Il convient d’inclure les poids, l’espace de travail KV cache et runtime, la concurrence attendue, ainsi que la marge disponible pour le système d’exploitation ou les processus hébergés sur le même matériel. Un fichier qui tient dans la RAM ou VRAM est nécessaire, mais ce n’est pas suffisant.

5. Sélectionner et valider une représentation

Préférez les artefacts fournis par le fabricant, qui disposent d’une calibration documentée ainsi que d’une traçabilité fiable. Lorsque vous utilisez une conversion issue de la communauté, enregistrez la version source, la version du convertisseur, les paramètres de quantification, les données de calibration ou d’importance, ainsi que les hachages correspondants.

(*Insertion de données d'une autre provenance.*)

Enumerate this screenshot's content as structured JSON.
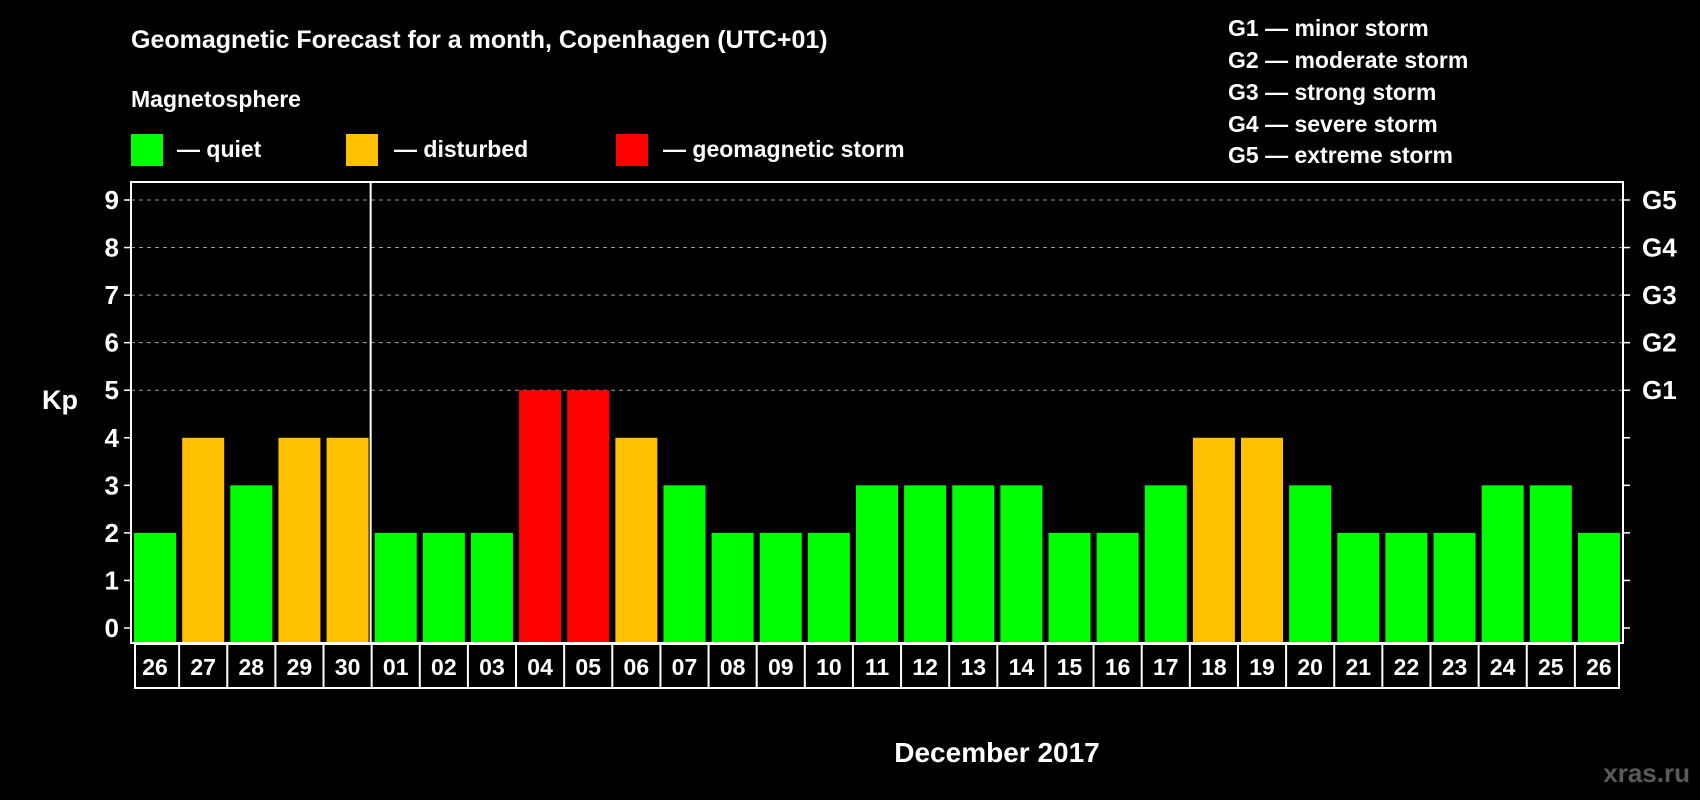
{
  "chart_data": {
    "type": "bar",
    "title": "Geomagnetic Forecast for a month, Copenhagen (UTC+01)",
    "subtitle": "Magnetosphere",
    "xlabel": "December 2017",
    "ylabel": "Kp",
    "ylim": [
      0,
      9
    ],
    "yticks": [
      "0",
      "1",
      "2",
      "3",
      "4",
      "5",
      "6",
      "7",
      "8",
      "9"
    ],
    "right_ticks": [
      {
        "kp": 5,
        "label": "G1"
      },
      {
        "kp": 6,
        "label": "G2"
      },
      {
        "kp": 7,
        "label": "G3"
      },
      {
        "kp": 8,
        "label": "G4"
      },
      {
        "kp": 9,
        "label": "G5"
      }
    ],
    "categories": [
      "26",
      "27",
      "28",
      "29",
      "30",
      "01",
      "02",
      "03",
      "04",
      "05",
      "06",
      "07",
      "08",
      "09",
      "10",
      "11",
      "12",
      "13",
      "14",
      "15",
      "16",
      "17",
      "18",
      "19",
      "20",
      "21",
      "22",
      "23",
      "24",
      "25",
      "26"
    ],
    "values": [
      2,
      4,
      3,
      4,
      4,
      2,
      2,
      2,
      5,
      5,
      4,
      3,
      2,
      2,
      2,
      3,
      3,
      3,
      3,
      2,
      2,
      3,
      4,
      4,
      3,
      2,
      2,
      2,
      3,
      3,
      2
    ],
    "month_separator_after_index": 4,
    "grid": "dashed at 5-9",
    "legend": [
      {
        "label": "— quiet",
        "color": "#00ff00"
      },
      {
        "label": "— disturbed",
        "color": "#ffc000"
      },
      {
        "label": "— geomagnetic storm",
        "color": "#ff0000"
      }
    ],
    "storm_scale": [
      "G1 — minor storm",
      "G2 — moderate storm",
      "G3 — strong storm",
      "G4 — severe storm",
      "G5 — extreme storm"
    ]
  },
  "watermark": "xras.ru"
}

6. Benchmark l’unité de déploiement

Évaluer la qualité de la tâche, la correction du schéma ainsi que des appels d’outils, le temps nécessaire pour générer le premier token, le débit de sortie, la mémoire maximale utilisée, ainsi que le nombre d’échecs dans le contexte et la concurrence ciblés. Réexécuter l’opération après toute modification de checkpoint, runtime, du noyau, ou des paramètres de quantification.

Nom fonctionnel

Supposons qu’un répertoire soit nommé :

Acme-32B-A3B-Instruct-AWQ

Lisez-le comme un ensemble de questions :

Ce nom constitue un index vers la documentation, et non une spécification complète de déploiement.

Conclusion

Le choix du modèle devient moins déroutant dès que les étiquettes ne se retrouvent plus dans le même groupe. Le rôle d’entraînement indique quel comportement a été optimisé. L’architecture précise comment les calculs sont organisés. La quantification explique comment certains tenseurs ont été approximés. Les conteneurs indiquent comment les artefacts sont stockés. Les environnements d’exécution déterminent ce qui s’exécute de manière efficace sur votre matériel.

Choisissez dans cet ordre, en préservant l’origine exacte, et permettez à une évaluation de tâche de comparer les artefacts de déploiement. Un suffixe familier n’est pas une preuve que le modèle convient, s’exécute rapidement, ou conserve le comportement souhaité.